The number of people starting an apprenticeship with the NHS has fallen by more than third over the last two years, FE Week can reveal.

Expanding the amount of NHS apprentices has been a top priority for the health secretary Jeremy Hunt (pictured above), since he pledged in 2016 to create a further 100,000 starts in the sector by 2020.

The NHS is also subject to a public-sector target, and needs to ensure at least 2.3 per cent of its workforce starts an apprenticeship every year.

It had to achieve 27,500 starts in 2017/18 alone to meet this target.

But things have not gone to plan, with just 12,611 apprenticeship starts last year – 36 per cent down on the 19,820 in 2015/16.

Robert Halfon

The new figure equates to just one per cent of the NHS’ 1,205,814 workforce – meaning it fell way short the government’s public-sector target.

Robert Halfon, the chair of the Commons education committee, which held a recent hearing on the topic, said the government “urgently needs to do more to boost the number of healthcare apprentices at all levels if we are to tackle the skills shortage in the NHS”.

“I’ve spoken in Parliament of the need to expand the number of nursing apprenticeships and the education committee will examine this issue with the Department for Education and the Department of Health and Social Care (DHSC),” he added.

NHS apprenticeship starts have been in steep decline over the past three years.

The 19,820 achieved in 2015/16 fell by more than a fifth to 15,532 in 2016/17. Its 2017/18 figure of 12,611 represents a 19-per-cent fall on the previous year.

A spokesperson for Health Education England (HEE) said the drop is “as a result of NHS organisations taking the time to implement and adapt to the new apprenticeship reforms and systems introduced in May 2017”.

The DHSC said it is working directly with employers to make sure the NHS is in the best position to meet the public-sector target, but did not acknowledge Mr Hunt’s 100,000 starts pledge.

HEE is “leading the development” of a number of new health-related apprenticeship standards.

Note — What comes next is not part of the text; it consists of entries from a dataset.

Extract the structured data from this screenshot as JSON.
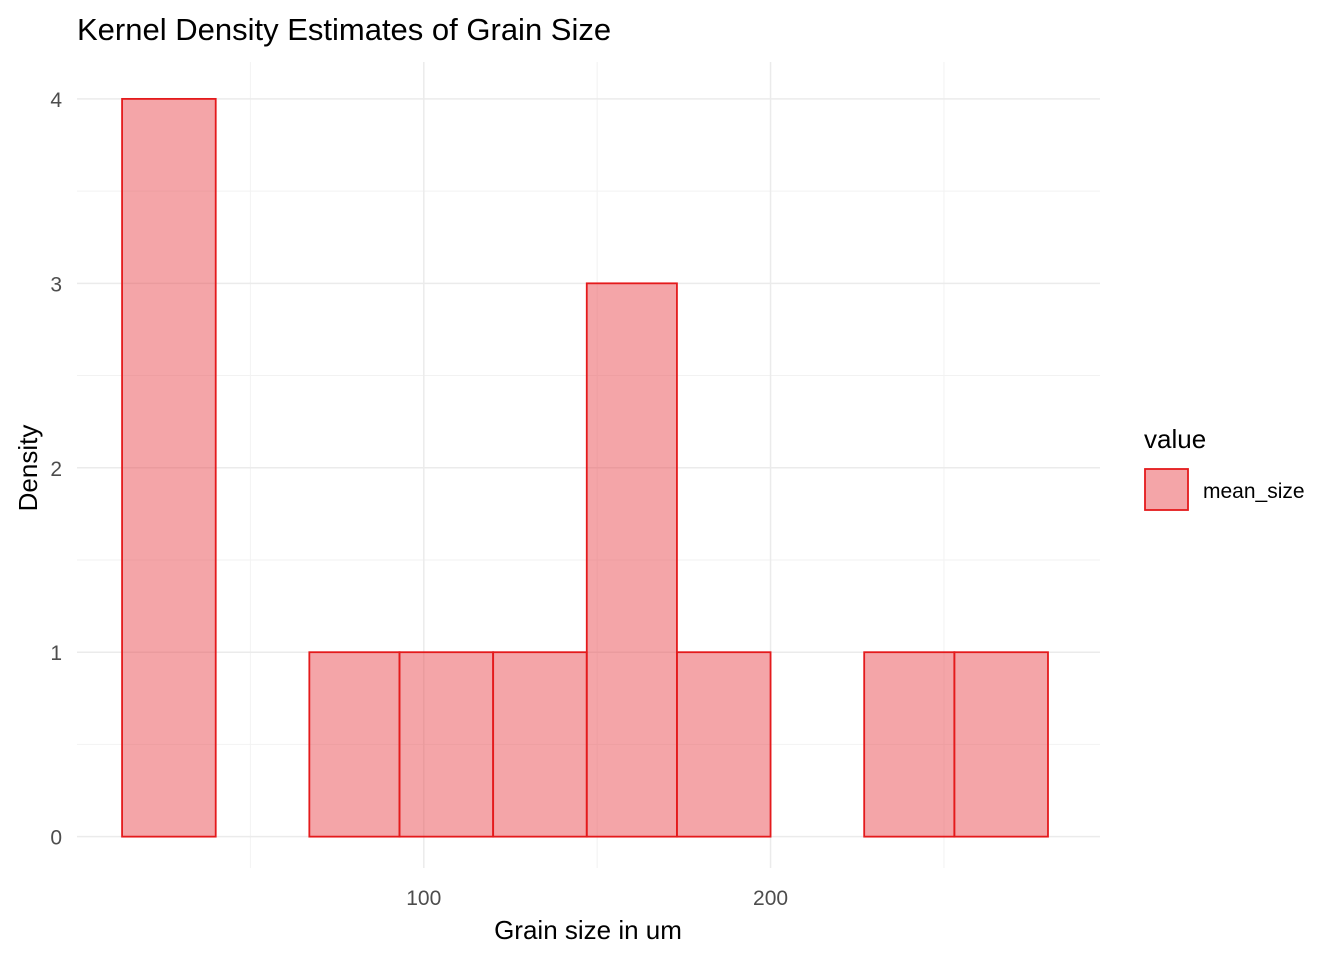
{
  "chart_data": {
    "type": "bar",
    "title": "Kernel Density Estimates of Grain Size",
    "xlabel": "Grain size in um",
    "ylabel": "Density",
    "xlim": [
      0,
      295
    ],
    "ylim": [
      -0.17,
      4.2
    ],
    "x_ticks": [
      100,
      200
    ],
    "y_ticks": [
      0,
      1,
      2,
      3,
      4
    ],
    "grid": true,
    "bins": [
      {
        "x0": 13,
        "x1": 40,
        "value": 4
      },
      {
        "x0": 40,
        "x1": 67,
        "value": 0
      },
      {
        "x0": 67,
        "x1": 93,
        "value": 1
      },
      {
        "x0": 93,
        "x1": 120,
        "value": 1
      },
      {
        "x0": 120,
        "x1": 147,
        "value": 1
      },
      {
        "x0": 147,
        "x1": 173,
        "value": 3
      },
      {
        "x0": 173,
        "x1": 200,
        "value": 1
      },
      {
        "x0": 200,
        "x1": 227,
        "value": 0
      },
      {
        "x0": 227,
        "x1": 253,
        "value": 1
      },
      {
        "x0": 253,
        "x1": 280,
        "value": 1
      }
    ],
    "series": [
      {
        "name": "mean_size"
      }
    ],
    "legend": {
      "title": "value",
      "position": "right"
    },
    "colors": {
      "fill": "#ea4c51",
      "stroke": "#e41a1c"
    }
  }
}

As of May, 21 new standards are ready for delivery and a further 29 are in development.

One example of an NHS apprenticeship is the associate ambulance practitioner standard, which involves “responding to 999 and urgent calls, and providing emergency care for people as part of an ambulance crew”.

The government hopes degree apprenticeships will help nursing shortages across the country. It wants more trainees to enter the profession, as they receive wages while they train rather than having to pay towards the traditional degree route.

Without the flexibility in the levy, to be blunt, we are not going to get there

FE Week reported earlier this year that the majority of NHS trusts in England plan to spend their apprenticeship levy cash within the allotted timeframe – even though most have been frustrated by the policy’s “inflexibility”.

But NHS leaders have since warned its starts target will be missed without urgent reform.

“Without the flexibility in the levy, to be blunt, we are not going to get there,” Danny Mortimer, the chief executive of NHS Employers, told the Commons education committee.

He said the NHS needs longer than the standard two years to use up the £200 million apprenticeship levy payments it is shelling out annually.

Apprenticeships are a “very expensive way of training a nurse” and current Department for Education policy does not “accept the difference between a nursing degree apprenticeship and other degree apprenticeships”.

Nursing degree apprenticeships cost an additional £35,000 or £40,000 per student every year over their four-year duration.

The government’s 2.3-per-cent apprenticeships target applies public bodies with 250 or more employees and covers the period April 1 to March 31 each year.

It’s an average target across the years 2017/18 to 2020/21 to “give flexibility to organisations to manage peaks and troughs in recruitment”.